Although the current death count directly caused by Covid-19 in the United States exceeds 195,000, the number of established infections in people who were not killed or were largely or completely asymptomatic exceeds several million. This means that the mortality rate in the general population is relatively small considering the mortality associated with other viruses, such as Ebola.
However, the late effects of what appears to have been a transient illness must be a concern. That you recovered from Covid-19 does not mean that it no longer poses a threat to you. There is a condition called SSPE that may develop months or years after a measles infection that is in and of itself lethal and appears to be a second bite out of the apple by the virus.

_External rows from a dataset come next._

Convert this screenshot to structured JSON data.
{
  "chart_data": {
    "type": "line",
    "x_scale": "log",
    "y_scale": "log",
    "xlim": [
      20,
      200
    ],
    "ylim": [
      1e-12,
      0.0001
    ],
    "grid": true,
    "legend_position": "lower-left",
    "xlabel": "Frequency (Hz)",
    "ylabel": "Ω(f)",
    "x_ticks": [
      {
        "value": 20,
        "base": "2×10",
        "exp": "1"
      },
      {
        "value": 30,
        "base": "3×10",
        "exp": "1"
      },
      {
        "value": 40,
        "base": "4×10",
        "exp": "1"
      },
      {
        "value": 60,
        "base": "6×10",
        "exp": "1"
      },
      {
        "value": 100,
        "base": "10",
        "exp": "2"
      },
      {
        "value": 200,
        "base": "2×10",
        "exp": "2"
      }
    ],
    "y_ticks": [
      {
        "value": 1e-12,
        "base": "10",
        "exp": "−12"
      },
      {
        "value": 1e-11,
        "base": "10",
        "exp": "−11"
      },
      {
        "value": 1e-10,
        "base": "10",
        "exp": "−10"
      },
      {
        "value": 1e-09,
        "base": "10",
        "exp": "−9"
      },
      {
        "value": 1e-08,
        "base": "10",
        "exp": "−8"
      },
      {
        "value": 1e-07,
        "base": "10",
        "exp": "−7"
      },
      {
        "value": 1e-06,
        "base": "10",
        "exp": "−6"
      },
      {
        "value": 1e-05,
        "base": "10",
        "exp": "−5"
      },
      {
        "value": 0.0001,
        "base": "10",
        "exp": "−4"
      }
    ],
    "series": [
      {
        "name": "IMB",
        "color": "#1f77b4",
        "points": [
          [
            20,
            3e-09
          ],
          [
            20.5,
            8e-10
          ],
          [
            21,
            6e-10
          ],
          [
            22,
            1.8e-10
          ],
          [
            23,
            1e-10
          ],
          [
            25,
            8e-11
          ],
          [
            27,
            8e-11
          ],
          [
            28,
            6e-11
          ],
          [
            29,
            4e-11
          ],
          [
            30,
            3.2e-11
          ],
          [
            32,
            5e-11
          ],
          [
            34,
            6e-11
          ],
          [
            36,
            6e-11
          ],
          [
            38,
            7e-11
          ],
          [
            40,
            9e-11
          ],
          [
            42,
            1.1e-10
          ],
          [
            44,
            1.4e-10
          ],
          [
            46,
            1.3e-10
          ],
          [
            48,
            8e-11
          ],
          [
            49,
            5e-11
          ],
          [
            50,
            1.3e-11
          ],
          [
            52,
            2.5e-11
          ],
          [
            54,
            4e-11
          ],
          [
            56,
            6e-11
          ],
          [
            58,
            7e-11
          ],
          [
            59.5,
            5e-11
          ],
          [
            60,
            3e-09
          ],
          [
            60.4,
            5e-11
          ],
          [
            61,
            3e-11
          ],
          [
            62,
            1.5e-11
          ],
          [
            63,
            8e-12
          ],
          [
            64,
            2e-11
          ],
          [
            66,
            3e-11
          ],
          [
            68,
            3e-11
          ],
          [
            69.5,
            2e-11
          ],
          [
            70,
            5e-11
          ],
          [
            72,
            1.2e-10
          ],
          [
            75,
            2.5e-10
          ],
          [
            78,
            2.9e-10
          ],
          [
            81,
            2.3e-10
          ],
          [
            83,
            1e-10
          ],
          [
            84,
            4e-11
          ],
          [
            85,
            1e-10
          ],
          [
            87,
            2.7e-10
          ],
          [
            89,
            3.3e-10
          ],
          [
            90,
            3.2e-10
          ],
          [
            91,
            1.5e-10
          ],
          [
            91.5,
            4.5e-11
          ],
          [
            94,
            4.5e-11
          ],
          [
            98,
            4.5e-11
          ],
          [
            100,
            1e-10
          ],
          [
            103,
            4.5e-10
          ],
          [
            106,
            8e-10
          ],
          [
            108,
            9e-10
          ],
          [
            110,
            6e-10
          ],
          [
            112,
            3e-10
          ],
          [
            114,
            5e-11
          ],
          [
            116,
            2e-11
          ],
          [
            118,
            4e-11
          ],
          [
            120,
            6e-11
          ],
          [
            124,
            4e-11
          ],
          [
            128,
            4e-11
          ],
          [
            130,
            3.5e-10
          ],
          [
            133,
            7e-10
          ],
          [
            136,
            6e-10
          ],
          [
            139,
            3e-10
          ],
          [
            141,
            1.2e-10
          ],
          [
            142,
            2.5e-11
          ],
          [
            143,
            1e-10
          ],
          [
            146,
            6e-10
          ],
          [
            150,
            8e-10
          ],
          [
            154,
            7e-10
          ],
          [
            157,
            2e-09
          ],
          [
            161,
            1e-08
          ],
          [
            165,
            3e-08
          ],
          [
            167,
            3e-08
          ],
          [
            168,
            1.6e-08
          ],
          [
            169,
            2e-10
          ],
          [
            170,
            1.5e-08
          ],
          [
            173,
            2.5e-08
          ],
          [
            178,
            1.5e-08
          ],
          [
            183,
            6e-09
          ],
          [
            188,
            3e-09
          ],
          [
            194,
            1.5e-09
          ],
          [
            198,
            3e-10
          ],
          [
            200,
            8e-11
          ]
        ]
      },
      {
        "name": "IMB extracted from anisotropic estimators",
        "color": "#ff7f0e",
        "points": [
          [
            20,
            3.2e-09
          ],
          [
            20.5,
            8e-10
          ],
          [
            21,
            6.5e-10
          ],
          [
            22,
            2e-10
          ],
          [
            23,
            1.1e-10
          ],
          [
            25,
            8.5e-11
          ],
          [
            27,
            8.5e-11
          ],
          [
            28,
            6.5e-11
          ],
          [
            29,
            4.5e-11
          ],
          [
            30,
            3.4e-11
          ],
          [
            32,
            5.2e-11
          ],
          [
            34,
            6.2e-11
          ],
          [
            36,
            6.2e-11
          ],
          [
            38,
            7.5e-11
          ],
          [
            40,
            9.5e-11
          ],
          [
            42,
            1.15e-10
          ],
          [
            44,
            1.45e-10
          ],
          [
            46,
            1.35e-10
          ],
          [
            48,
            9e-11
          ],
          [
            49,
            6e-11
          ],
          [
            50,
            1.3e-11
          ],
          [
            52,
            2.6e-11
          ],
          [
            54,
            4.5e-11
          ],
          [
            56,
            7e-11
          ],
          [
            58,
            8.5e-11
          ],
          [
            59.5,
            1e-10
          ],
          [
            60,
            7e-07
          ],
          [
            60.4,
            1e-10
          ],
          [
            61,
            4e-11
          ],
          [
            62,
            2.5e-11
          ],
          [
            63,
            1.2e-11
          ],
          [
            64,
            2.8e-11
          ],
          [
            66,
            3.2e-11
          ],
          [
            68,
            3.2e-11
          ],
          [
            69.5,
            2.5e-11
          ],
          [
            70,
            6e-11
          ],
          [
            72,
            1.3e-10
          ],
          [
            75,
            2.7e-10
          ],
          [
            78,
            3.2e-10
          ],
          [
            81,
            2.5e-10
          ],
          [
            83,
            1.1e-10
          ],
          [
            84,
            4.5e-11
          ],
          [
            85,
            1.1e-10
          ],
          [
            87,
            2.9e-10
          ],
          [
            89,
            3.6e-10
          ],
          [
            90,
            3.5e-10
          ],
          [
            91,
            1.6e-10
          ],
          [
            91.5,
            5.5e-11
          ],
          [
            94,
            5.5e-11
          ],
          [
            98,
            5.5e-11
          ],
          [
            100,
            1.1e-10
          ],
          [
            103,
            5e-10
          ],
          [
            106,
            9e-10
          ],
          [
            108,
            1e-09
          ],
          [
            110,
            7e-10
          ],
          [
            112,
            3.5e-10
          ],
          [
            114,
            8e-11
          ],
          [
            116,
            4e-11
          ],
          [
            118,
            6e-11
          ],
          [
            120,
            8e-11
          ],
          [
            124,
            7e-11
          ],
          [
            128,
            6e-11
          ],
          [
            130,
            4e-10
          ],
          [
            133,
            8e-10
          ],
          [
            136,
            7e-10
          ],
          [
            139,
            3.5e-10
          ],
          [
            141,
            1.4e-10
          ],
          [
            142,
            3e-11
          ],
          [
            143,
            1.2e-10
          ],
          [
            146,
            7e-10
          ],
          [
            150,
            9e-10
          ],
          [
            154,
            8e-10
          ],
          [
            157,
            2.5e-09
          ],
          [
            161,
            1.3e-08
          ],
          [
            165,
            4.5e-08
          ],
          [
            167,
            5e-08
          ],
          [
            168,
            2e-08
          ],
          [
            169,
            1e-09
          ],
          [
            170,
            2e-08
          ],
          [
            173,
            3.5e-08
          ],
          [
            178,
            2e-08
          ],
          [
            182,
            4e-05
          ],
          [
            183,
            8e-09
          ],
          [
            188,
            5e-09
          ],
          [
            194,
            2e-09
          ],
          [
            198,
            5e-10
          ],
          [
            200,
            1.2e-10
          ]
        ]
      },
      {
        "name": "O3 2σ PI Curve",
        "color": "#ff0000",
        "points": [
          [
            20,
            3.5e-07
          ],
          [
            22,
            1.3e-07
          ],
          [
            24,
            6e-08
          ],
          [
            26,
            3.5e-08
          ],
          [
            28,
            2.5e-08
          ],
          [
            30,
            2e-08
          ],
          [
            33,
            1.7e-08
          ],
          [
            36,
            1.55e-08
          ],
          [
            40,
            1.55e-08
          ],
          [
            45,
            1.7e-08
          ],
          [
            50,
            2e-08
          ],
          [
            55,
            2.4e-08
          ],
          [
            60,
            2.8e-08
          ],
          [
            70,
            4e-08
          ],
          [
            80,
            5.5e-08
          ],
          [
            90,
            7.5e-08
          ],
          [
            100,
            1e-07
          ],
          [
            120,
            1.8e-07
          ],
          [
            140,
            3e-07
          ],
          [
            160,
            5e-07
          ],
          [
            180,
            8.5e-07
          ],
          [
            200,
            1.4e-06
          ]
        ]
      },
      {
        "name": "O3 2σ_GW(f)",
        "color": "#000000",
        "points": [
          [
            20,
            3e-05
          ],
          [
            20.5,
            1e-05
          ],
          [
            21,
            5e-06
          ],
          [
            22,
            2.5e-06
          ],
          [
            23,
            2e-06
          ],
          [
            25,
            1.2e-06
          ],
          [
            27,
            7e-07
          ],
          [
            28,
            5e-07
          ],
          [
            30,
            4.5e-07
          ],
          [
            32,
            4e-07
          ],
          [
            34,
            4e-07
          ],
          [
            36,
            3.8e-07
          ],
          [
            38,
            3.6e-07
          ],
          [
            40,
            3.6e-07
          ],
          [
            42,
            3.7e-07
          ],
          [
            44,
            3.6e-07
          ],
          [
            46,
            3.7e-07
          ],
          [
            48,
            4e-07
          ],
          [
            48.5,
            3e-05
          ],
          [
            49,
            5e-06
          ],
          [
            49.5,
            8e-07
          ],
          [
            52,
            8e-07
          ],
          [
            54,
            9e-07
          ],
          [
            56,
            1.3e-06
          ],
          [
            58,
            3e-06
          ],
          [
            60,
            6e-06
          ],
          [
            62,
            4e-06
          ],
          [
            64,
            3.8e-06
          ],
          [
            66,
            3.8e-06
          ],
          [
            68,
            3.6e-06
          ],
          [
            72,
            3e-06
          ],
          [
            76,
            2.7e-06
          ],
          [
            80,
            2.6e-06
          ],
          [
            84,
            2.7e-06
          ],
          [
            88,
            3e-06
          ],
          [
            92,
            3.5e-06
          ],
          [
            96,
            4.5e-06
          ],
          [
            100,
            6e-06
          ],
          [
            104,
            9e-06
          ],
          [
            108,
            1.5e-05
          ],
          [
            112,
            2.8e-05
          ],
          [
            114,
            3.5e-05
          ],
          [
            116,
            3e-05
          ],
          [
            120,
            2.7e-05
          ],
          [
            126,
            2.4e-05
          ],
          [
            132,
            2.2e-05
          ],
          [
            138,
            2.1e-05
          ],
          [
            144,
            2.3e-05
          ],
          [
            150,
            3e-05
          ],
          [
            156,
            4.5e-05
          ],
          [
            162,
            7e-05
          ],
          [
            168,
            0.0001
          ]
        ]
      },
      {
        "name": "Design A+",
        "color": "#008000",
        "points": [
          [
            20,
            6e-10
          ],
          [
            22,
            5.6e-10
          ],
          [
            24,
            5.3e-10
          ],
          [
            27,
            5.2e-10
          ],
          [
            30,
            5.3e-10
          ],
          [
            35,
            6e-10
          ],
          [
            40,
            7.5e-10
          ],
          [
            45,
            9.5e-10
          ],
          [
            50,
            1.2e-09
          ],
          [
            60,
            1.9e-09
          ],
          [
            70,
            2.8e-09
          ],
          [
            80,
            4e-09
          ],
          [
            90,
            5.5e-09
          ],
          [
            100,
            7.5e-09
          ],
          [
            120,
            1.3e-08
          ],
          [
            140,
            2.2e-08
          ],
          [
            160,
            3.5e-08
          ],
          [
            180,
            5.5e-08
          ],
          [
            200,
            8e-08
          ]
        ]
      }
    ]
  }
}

The bottom line is that expedited vaccine development will not necessarily result in a safe and effective vaccine. It may provide little more than cold comfort to a population terrified by an unpredictable and potentially lethal virus infection. The flu epidemic of 1918 lasted fully three years in the United States and eight years as it traveled around the globe in its pandemic.
There has never been a vaccine developed against that lethal virus. That virus at least had a seasonal quality to its lethality, giving the population a break during summer months and hitting it hardest in the winter. Covid-19 is not seasonal. It may frustrate efforts to allow the development of a safe and effective vaccine, and it may persist as long as or longer than the flu epidemic of 1918, 1919, 1920. Our efforts need to be directed at developing safeguards against this and other potentially lethal viruses. If we are to develop a safe and effective vaccine, we must respect the math and abide by the science.
Dr. Lechtenberg is an Easton resident who graduated from Tufts University and Tufts Medical School in Massachusetts and subsequently trained at The Mount Sinai Hospital and Columbia-Presbyterian Medical Center in Manhattan. He worked as a neurologist at several New York Hospitals, including Kings County and The Long Island College Hospital, while maintaining a private practice, teaching at SUNY Downstate Medical School, and publishing 15 books on a variety of medical topics. He worked in drug development in the United States, as well as in England, Germany, and France.